When is writing for exposure bad?

When it’s exploitative. This is what most people are talking about when they discuss the evils of writing for exposure. “People die of exposure! You can’t pay the rent with exposure!” Both are technically true. There are plenty of folks out there who will always try to get something for nothing. They prey on writers’ desire for recognition, for that sense of validation. This is what you have to watch out for. Be very careful when you’re asked to work for free, especially if the end product is still something people pay for, or if others involved are getting compensated. Do your research and make an informed decision. If you don’t see a good reason to say yes, say no.

When it gets in the way of paid work. This scenario is simpler. If you have a choice to do work for free or do work for pay, pick the paying gig! Easy, right? This method of prioritizing works well in general, actually. For example, in my own writing, I tend to work hard on my romances and get them ready to ship ASAP, because the romances sell. I work on my spec fiction and other projects after I hit my daily romance goals, because even if/when I sell those stories, it will likely be for less money per hour of work. Remember, art is still a business.
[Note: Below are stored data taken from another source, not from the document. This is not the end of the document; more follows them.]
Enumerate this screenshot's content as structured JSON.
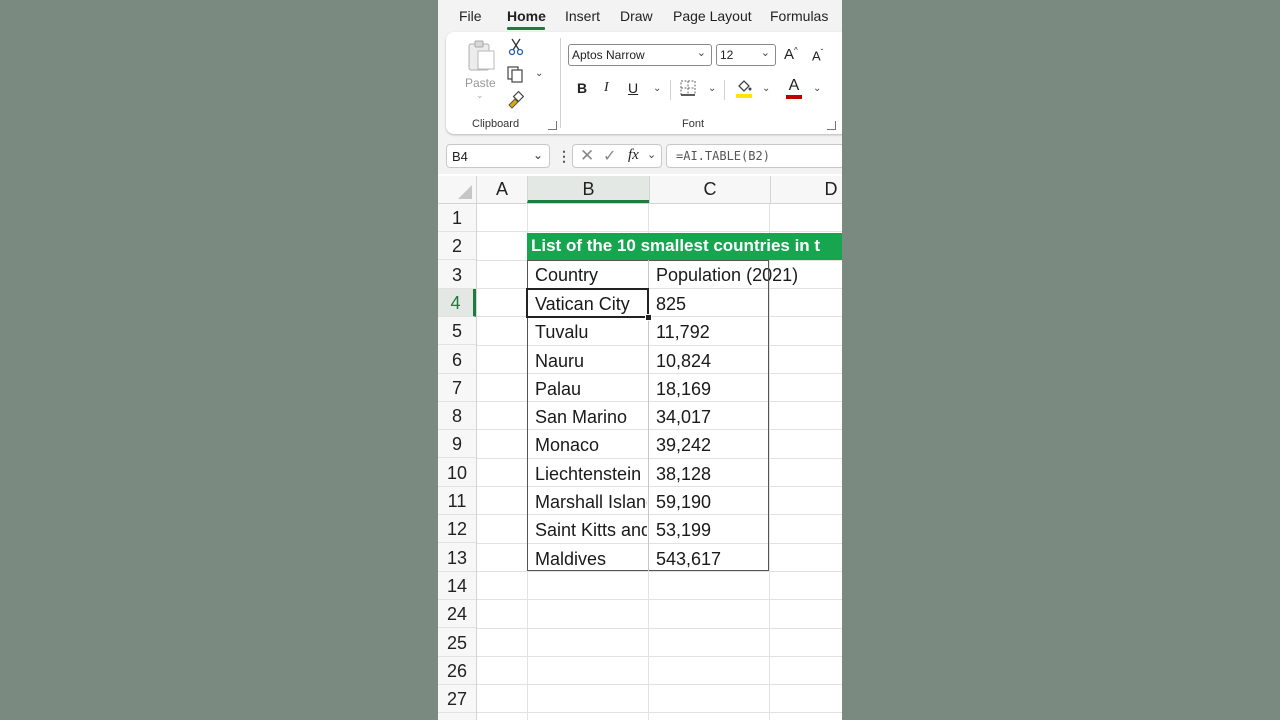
{
  "menu": {
    "tabs": [
      "File",
      "Home",
      "Insert",
      "Draw",
      "Page Layout",
      "Formulas"
    ],
    "active": "Home"
  },
  "ribbon": {
    "clipboard": {
      "paste_label": "Paste",
      "group_label": "Clipboard"
    },
    "font": {
      "name": "Aptos Narrow",
      "size": "12",
      "group_label": "Font",
      "bold": "B",
      "italic": "I",
      "underline": "U",
      "grow": "A",
      "shrink": "A",
      "highlight_color": "#ffe600",
      "font_color": "#c00000"
    }
  },
  "formula_bar": {
    "name_box": "B4",
    "fx": "fx",
    "formula": "=AI.TABLE(B2)"
  },
  "grid": {
    "columns": [
      "A",
      "B",
      "C",
      "D"
    ],
    "selected_column": "B",
    "rows": [
      "1",
      "2",
      "3",
      "4",
      "5",
      "6",
      "7",
      "8",
      "9",
      "10",
      "11",
      "12",
      "13",
      "14",
      "24",
      "25",
      "26",
      "27"
    ],
    "selected_row": "4",
    "title": "List of the 10 smallest countries in t",
    "headers": [
      "Country",
      "Population (2021)"
    ],
    "data": [
      [
        "Vatican City",
        "825"
      ],
      [
        "Tuvalu",
        "11,792"
      ],
      [
        "Nauru",
        "10,824"
      ],
      [
        "Palau",
        "18,169"
      ],
      [
        "San Marino",
        "34,017"
      ],
      [
        "Monaco",
        "39,242"
      ],
      [
        "Liechtenstein",
        "38,128"
      ],
      [
        "Marshall Islands",
        "59,190"
      ],
      [
        "Saint Kitts and Nevis",
        "53,199"
      ],
      [
        "Maldives",
        "543,617"
      ]
    ],
    "accent": "#18a550"
  }
}
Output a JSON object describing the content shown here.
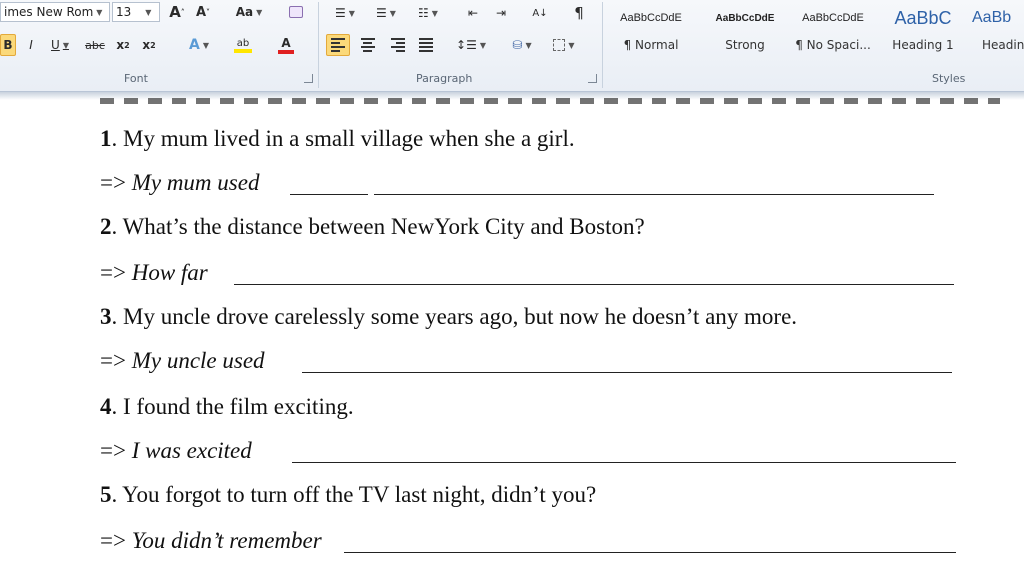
{
  "ribbon": {
    "font": {
      "font_name": "imes New Rom",
      "font_size": "13",
      "grow_glyph": "A",
      "shrink_glyph": "A",
      "change_case": "Aa",
      "bold": "B",
      "italic": "I",
      "underline": "U",
      "strike": "abc",
      "subscript": "x",
      "superscript": "x",
      "highlight": "ab",
      "font_color": "A",
      "label": "Font"
    },
    "paragraph": {
      "label": "Paragraph",
      "pilcrow": "¶",
      "sort": "A↓"
    },
    "styles": {
      "label": "Styles",
      "items": [
        {
          "sample": "AaBbCcDdE",
          "name": "¶ Normal"
        },
        {
          "sample": "AaBbCcDdE",
          "name": "Strong"
        },
        {
          "sample": "AaBbCcDdE",
          "name": "¶ No Spaci..."
        },
        {
          "sample": "AaBbC",
          "name": "Heading 1"
        },
        {
          "sample": "AaBb",
          "name": "Headin"
        }
      ]
    }
  },
  "document": {
    "exercises": [
      {
        "number": "1",
        "question": ". My mum lived in a small village when she a girl.",
        "prompt": "My mum used"
      },
      {
        "number": "2",
        "question": ". What’s the distance between NewYork City and Boston?",
        "prompt": "How far"
      },
      {
        "number": "3",
        "question": ". My uncle drove carelessly some years ago, but now he doesn’t any more.",
        "prompt": "My uncle used"
      },
      {
        "number": "4",
        "question": ". I found the film exciting.",
        "prompt": "I was excited"
      },
      {
        "number": "5",
        "question": ". You forgot to turn off the TV last night, didn’t you?",
        "prompt": "You didn’t remember"
      }
    ],
    "arrow": "=>"
  },
  "colors": {
    "active_button": "#fbd97a",
    "heading_style": "#2e62a8",
    "font_color_bar": "#e02020",
    "highlight_bar": "#ffe600"
  }
}
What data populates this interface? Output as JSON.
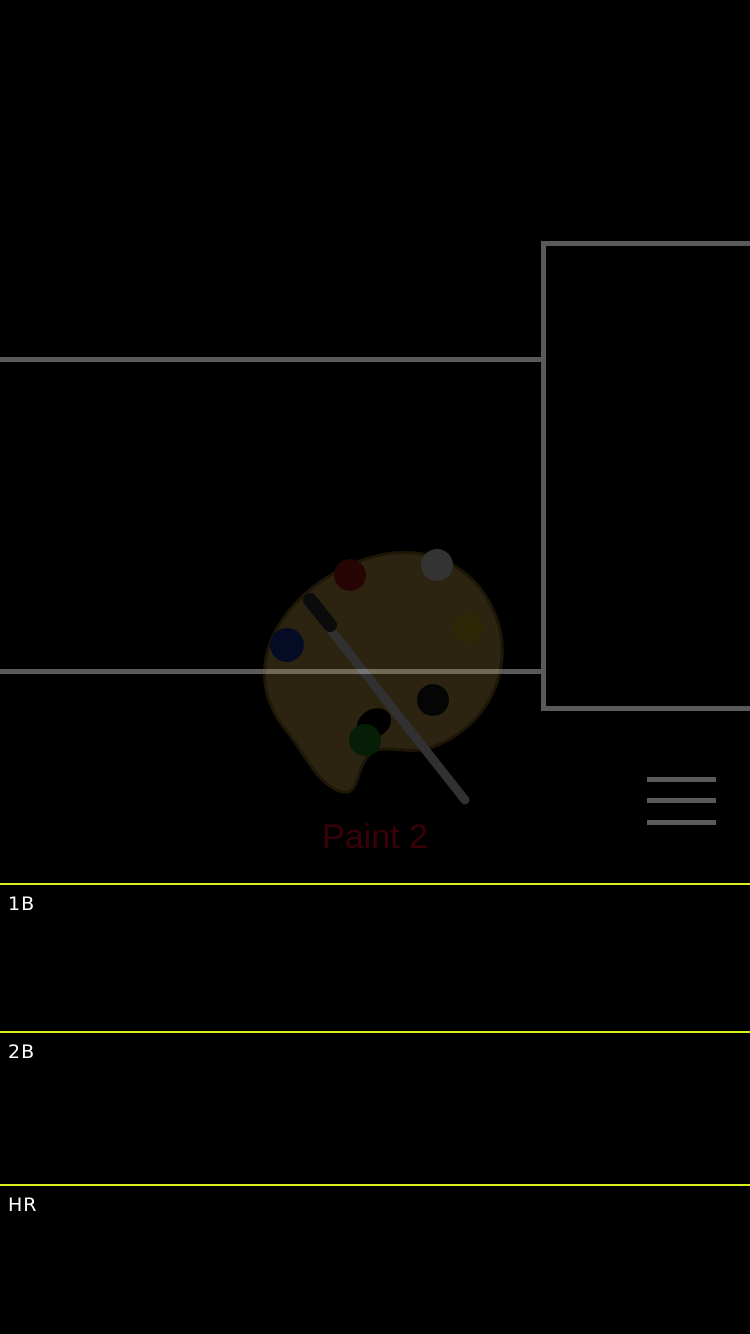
{
  "app": {
    "name": "Paint 2",
    "icon": "palette-icon"
  },
  "menu": {
    "icon": "hamburger-menu-icon"
  },
  "rows": [
    {
      "label": "1B"
    },
    {
      "label": "2B"
    },
    {
      "label": "HR"
    }
  ],
  "colors": {
    "background": "#000000",
    "frame_lines": "#5a5a5a",
    "row_divider": "#d8ef1d",
    "row_text": "#ffffff",
    "app_label": "#3a0008"
  }
}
When is writing for exposure good?

When there is mutual benefit. Exploitation is like a bad parasite in your gut, but symbiotic relationships are good. A free gig might help you hone your craft, say with a piece of flash fiction that won’t take very long to write. It might help you explore a new genre without stressing too hard. Maybe you’ll get to work with a stellar editor, or an artist whose work complements your own. Maybe the project is for a charity (if you’re passionate about that cause, let your craft be your donation to it). You’ll have to decide if you can get something out of any particular gig, and the benefits will obviously differ depending on the writer.

When it results in “real intangibles”. What’s a real intangible? A publishing credit. A contact. A reference. None of these things are cash money, yet all of them have a real value. The path to paying gigs is paved with experience, and it’s unrealistic to expect that you’ll be compensated for everything you do (especially when you’re starting out). Think of real intangibles as investments. They start small but can grow over time. And yes, there is a risk that some won’t ever pay out. (But if you think writing is ever a risk-free business, you’re in for some sad times, pal.)

Be smart about building up these intangibles, and you can leverage them later on. Maybe one of your contacts is going to put together an anthology and pay the contributors. Maybe an agent will read your published story and contact you about representation. Maybe a few readers will like your stuff and follow you on social media…and they may buy your book when it’s published.

Bottom line: If it doesn’t feel like the right decision, then don’t do it. Never let yourself get pressured into something.

If you choose to take an exposure gig, do treat it as a professional job. Even with no money involved, get a contract or an agreement in writing that preserves your rights to the work. For example, if you write a piece of flash for a webzine, they may have exclusive rights to publish it on their site for 6 months, after which they have only non-exclusive rights to archive it. That way you can use the story elsewhere (such as for a reprint or an anthology). Don’t just hand off your stuff without a plan. As a writer, your writing is a business asset. Treat it like one!

Like everything else in the universe, the concept of “writing for exposure” is neither pure evil nor pure unicorn rainbows. Decide what you value, what outcomes you want, and what you can live with.

Bonus: How NOT to write for exposure

Here’s a quick tip. If someone asks you to work for free and you don’t want to, here’s a professional-sounding way to frame your refusal. Simply say “I’m flattered by your respect for my insights/previous work/awesomeness, but at this time, I have to focus on paying projects. I wish you luck in finding another contributor who can work for free, and I hope your publication/market/business/website will soon reach the level of success where you can afford to compensate your contributors.”

Take that and tweak it however you like.